May-Hegglin anomaly (MHA) is an autosomal dominant disorder, characterized by a variable degree of thrombocytopaenia, large platelets and inclusion bodies in white blood cells. Bleeding manifestations are generally mild, but severe bleeding episodes have been reported. This is a systematic review of literature for MHA during pregnancy. The review revealed 26 articles (25 case reports and one case series) including 75 pregnancies (five twin pregnancies) in 40 women. In 11 women, first presentation was incidental thrombocytopaenia during routine antenatal blood test.
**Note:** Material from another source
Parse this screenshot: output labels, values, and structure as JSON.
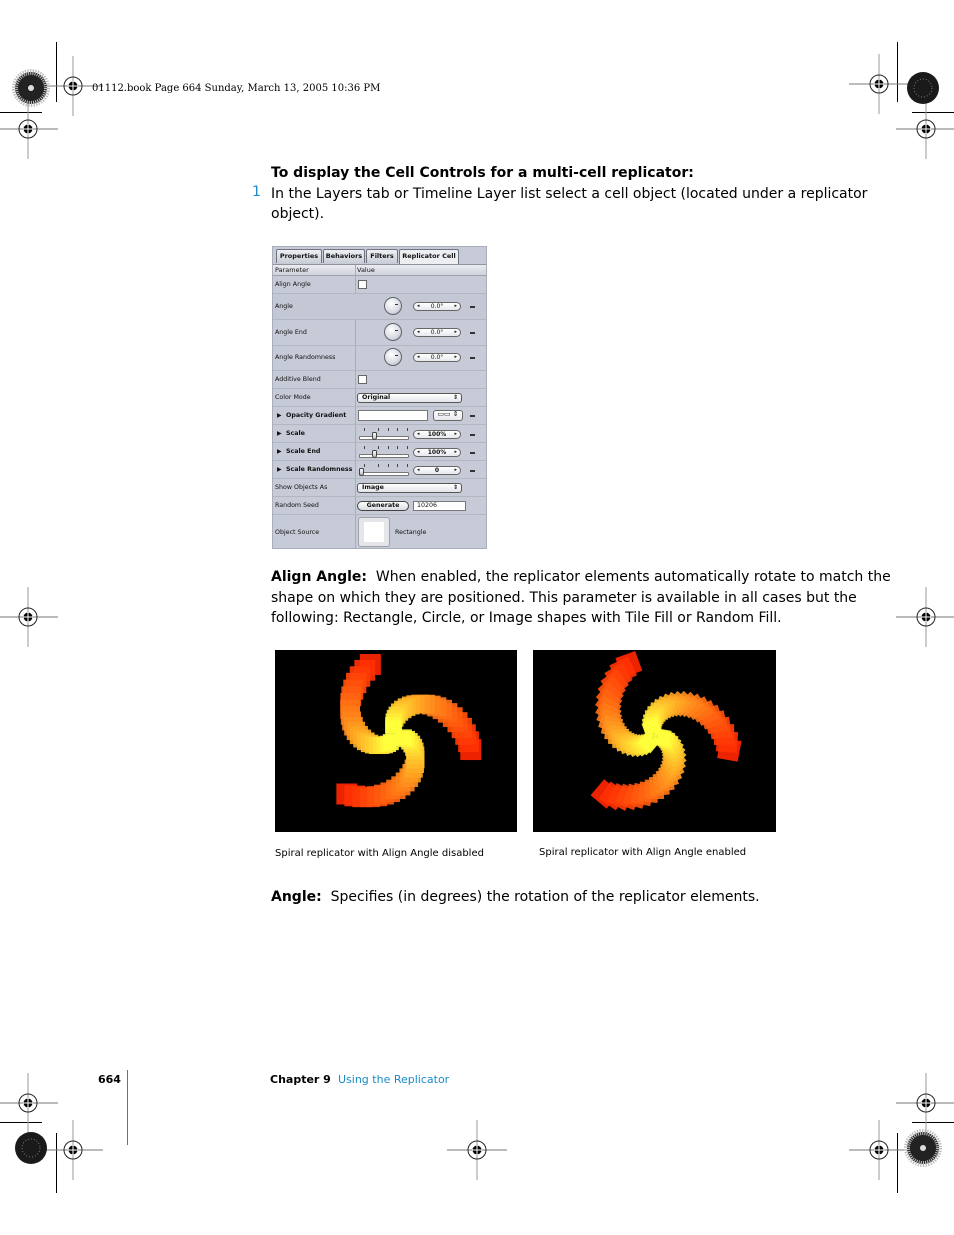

Of these, five women were misdiagnosed as idiopathic thrombocytopenic purpura (ITP), including three who underwent splenectomy for resistant ITP. Postpartum haemorrhage (PPH) and bleeding after miscarriage were presenting symptoms in two women. Antiplatelet antibody was found in three pregnancies. Only one of them required intervention with intravenous immunoglobulin (IVIG) to prevent neonatal alloimmune thrombocytopaenia. PPH was reported in four pregnancies; three were primary PPH, of which one had blood transfusion, one had platelet and cryoprecipitate transfusion and the third was managed conservatively. There was one secondary PPH that was treated conservatively. Neonatal outcome included 78 live neonates and two intrauterine fetal deaths. Thirty-four neonates had thrombocytopaenia and subsequently were diagnosed with MHA, three of them required platelet transfusion prophylactically as they developed very low platelet counts and one neonate with platelet count of 29 × 10 cells/l and received IVIG, as the mother had a positive antiplatelet antibody during pregnancy. No obvious bleeding complications were reported among the neonates. MHA can present challenges during pregnancy and be associated with adverse maternal and neonatal outcome because of bleeding complications. Joint management by obstetrician and haematologists is required to minimize these risks.